Yiğit Özgür’ün bir karikatüründen çıkan “Bir İlhan İrem vardı n’oldu ona” cümlesi çok yaygın. Bu size eğlenceli mi geliyor mu?

- Gülmeyi çok severim. Bütün mizah dergilerini alıyorum ve saçmasapan fıkralara da bayılıyorum. Bazen sadece gülmek için gülmek bile iyi gelir. Henüz kabuğunu kıramamış bir toplum olarak ülkemizde mizah çok ileri boyutlarda ve bence kitlesel rüküşlükleri açığa çıkartan bir özgürlük sigortası. O karikatüre de çok gülmüştüm.

Haberin Devamı

BİR ARA DÖNEM YAŞANIYOR

Bir İlhan İrem vardı n’oldu ona

Yazılarınız ağırlıklı olarak siyasi. Siyasetin hayatınızdaki yeri nedir?

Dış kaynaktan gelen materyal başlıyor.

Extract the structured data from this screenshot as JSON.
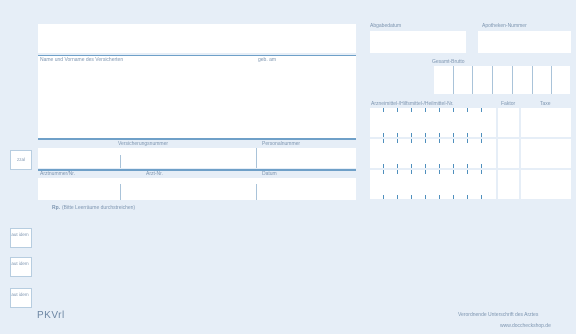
{
  "form": {
    "insured_name_label": "Name und Vorname des Versicherten",
    "dob_label": "geb. am",
    "insurance_number_label": "Versicherungsnummer",
    "personnel_number_label": "Personalnummer",
    "doctor_number_label": "Arztnummer/Nr.",
    "physician_number_label": "Arzt-Nr.",
    "date_label": "Datum",
    "rx_label": "Rp.",
    "rx_hint": "(Bitte Leerräume durchstreichen)",
    "delivery_date_label": "Abgabedatum",
    "pharmacy_number_label": "Apotheken-Nummer",
    "total_gross_label": "Gesamt-Brutto",
    "pzn_label": "Arzneimittel-/Hilfsmittel-/Heilmittel-Nr.",
    "factor_label": "Faktor",
    "fee_label": "Taxe",
    "side_label_1": "zzal",
    "side_label_2": "aut idem",
    "side_label_3": "aut idem",
    "side_label_4": "aut idem",
    "logo": "PKVrl",
    "signature_label": "Verordnende Unterschrift des Arztes",
    "footer_url": "www.doccheckshop.de"
  }
}
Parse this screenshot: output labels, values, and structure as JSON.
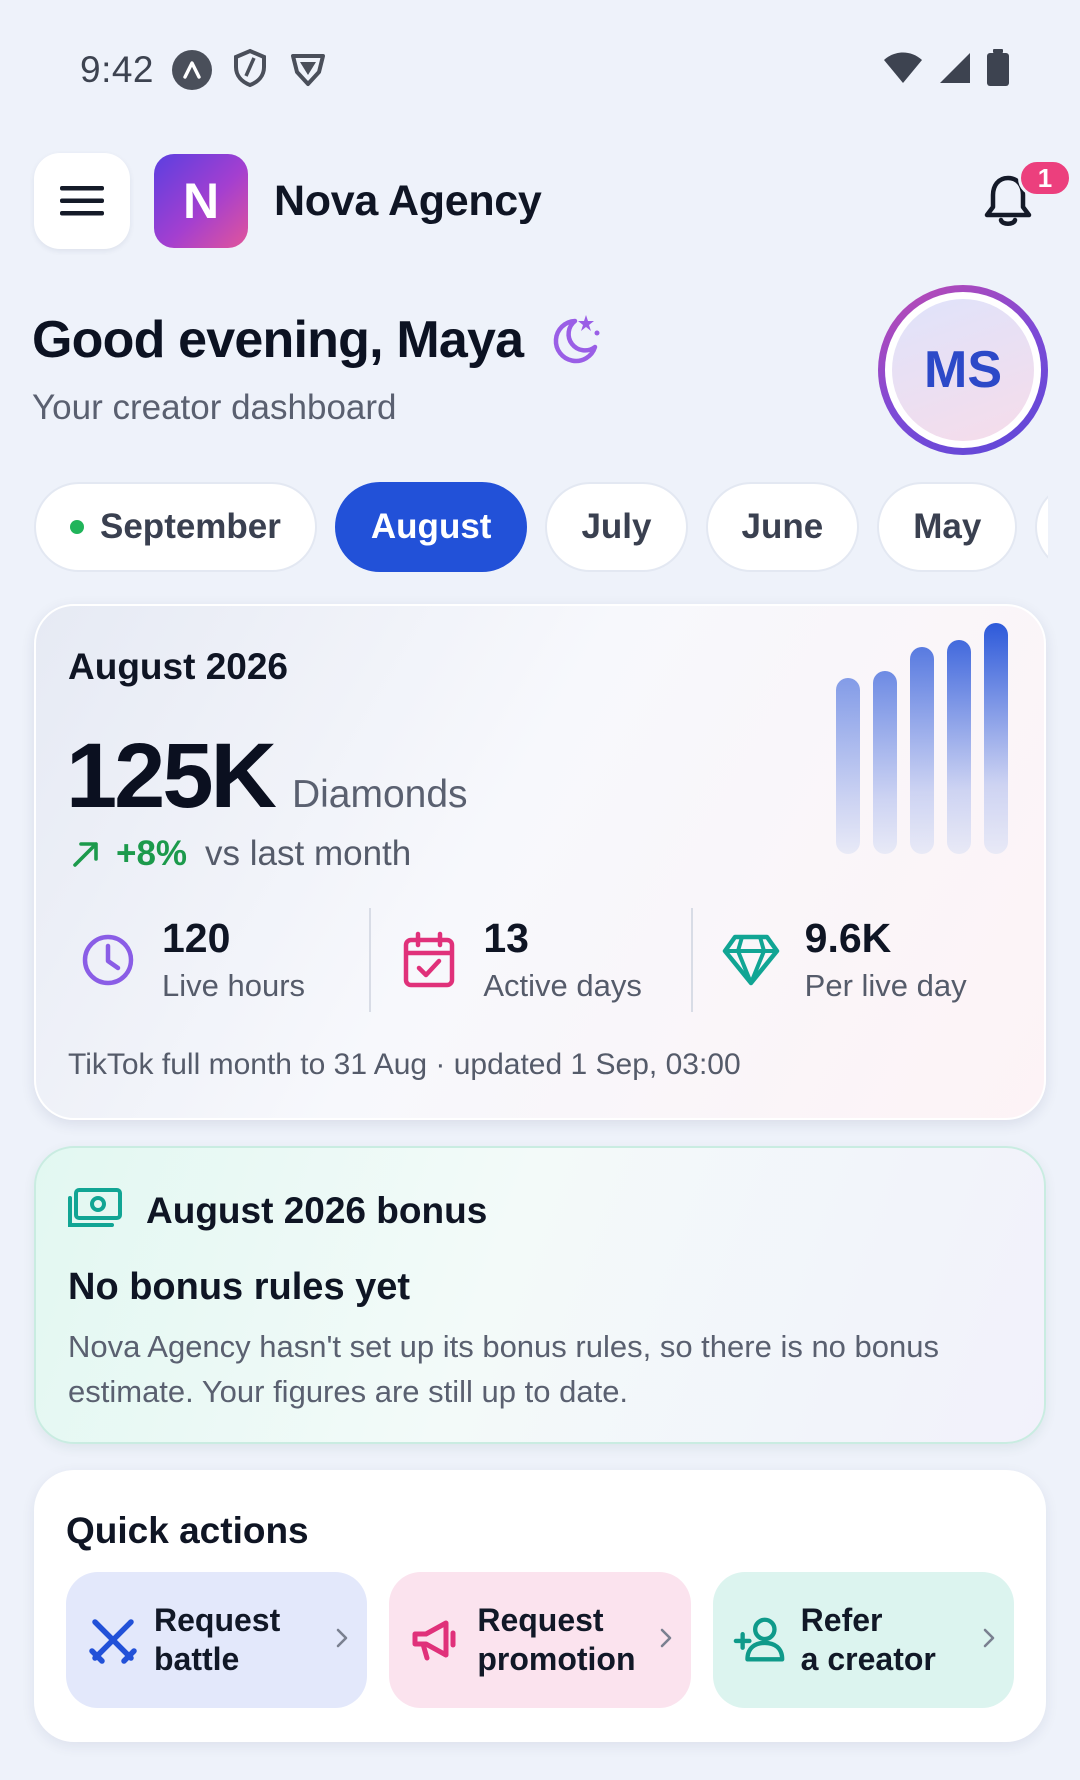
{
  "status_bar": {
    "time": "9:42",
    "left_icons": [
      "a-badge-icon",
      "shield-icon",
      "shield-v-icon"
    ],
    "right_icons": [
      "wifi-icon",
      "cell-signal-icon",
      "battery-icon"
    ]
  },
  "header": {
    "logo_letter": "N",
    "brand_name": "Nova Agency",
    "notification_count": "1"
  },
  "greeting": {
    "title": "Good evening, Maya",
    "subtitle": "Your creator dashboard",
    "avatar_initials": "MS"
  },
  "month_tabs": [
    {
      "label": "September",
      "live": true,
      "active": false
    },
    {
      "label": "August",
      "live": false,
      "active": true
    },
    {
      "label": "July",
      "live": false,
      "active": false
    },
    {
      "label": "June",
      "live": false,
      "active": false
    },
    {
      "label": "May",
      "live": false,
      "active": false
    },
    {
      "label": "",
      "live": false,
      "active": false
    }
  ],
  "earnings": {
    "title": "August 2026",
    "value": "125K",
    "unit": "Diamonds",
    "delta_pct": "+8%",
    "delta_text": "vs last month",
    "trend_levels": [
      0.74,
      0.77,
      0.87,
      0.9,
      0.97
    ],
    "stats": [
      {
        "value": "120",
        "label": "Live hours",
        "icon": "clock-icon"
      },
      {
        "value": "13",
        "label": "Active days",
        "icon": "calendar-check-icon"
      },
      {
        "value": "9.6K",
        "label": "Per live day",
        "icon": "diamond-icon"
      }
    ],
    "footnote": "TikTok full month to 31 Aug · updated 1 Sep, 03:00"
  },
  "bonus": {
    "title": "August 2026 bonus",
    "heading": "No bonus rules yet",
    "body": "Nova Agency hasn't set up its bonus rules, so there is no bonus estimate. Your figures are still up to date."
  },
  "quick_actions": {
    "title": "Quick actions",
    "items": [
      {
        "line1": "Request",
        "line2": "battle",
        "icon": "swords-icon",
        "color": "#2251d8"
      },
      {
        "line1": "Request",
        "line2": "promotion",
        "icon": "megaphone-icon",
        "color": "#e0317a"
      },
      {
        "line1": "Refer",
        "line2": "a creator",
        "icon": "user-plus-icon",
        "color": "#0f9a8a"
      }
    ]
  },
  "colors": {
    "accent": "#2251d8",
    "positive": "#1c9a4c",
    "badge": "#ec3f7d"
  }
}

- Güzelliklerini ve doğasını yitirmemiş bir dünyada yalnızca müziğimi yapmayı tercih ederdim. Üstelik siyaset düşüncelerimin gezindiği maviliklerden çok aşağıda, kirli bir atmosfere sahip. Ama ne yapabilirim ki haksızlıklara karşı dilsiz olamıyorum. İnsan kendi cennetini yaratmış bile olsa böyle bir cehennemin ortasında sessiz kalmak, bu boğucu havayı yaratanlarla suç ortağı olmak demektir. Son yıllarda toplumu saran trajikomik boyutlardaki tepkisizlik nedeniyle yazmaya başladım.

Yeni kuşaktan beğendiğiniz müzisyenler var mı?

- Dikkatimi çeken grup ve isimler var. Ancak isim verebilmem için müzikalitelerinin sürekli ve kalıcı olduğunu düşüneceğim hatırı sayılır zaman geçmeli.

Kitabınıza ismini veren ‘Güneş Ülkesinin Karanlık İnsanları’nda oldukça karamsar bir tablo çiziyor ve “Hiç kimse hiçbir şeyin farkında değil artık” diyorsunuz. Hiç umudunuz yok mu?

- Ben umudumu asla yitirmem. En hüzünlü şarkılarımın bile sonunda mutlaka bir ışık, bir çıkış vardır. Evet böylesi bir ayrışma ve teslimiyete dönüşen toplumsal duyarsızlık daha önce hiç yaşanmadı. Ama bir ara dönem yaşanıyor ve bu da geçecek. Hiçbir karanlık süreç, özgürlüğünü tümden unutturacak denli hoyrat bir hayat şekli olarak topluma yapışıp kalamaz.

Haberle ilgili daha fazlası:

BAKMADAN GEÇME!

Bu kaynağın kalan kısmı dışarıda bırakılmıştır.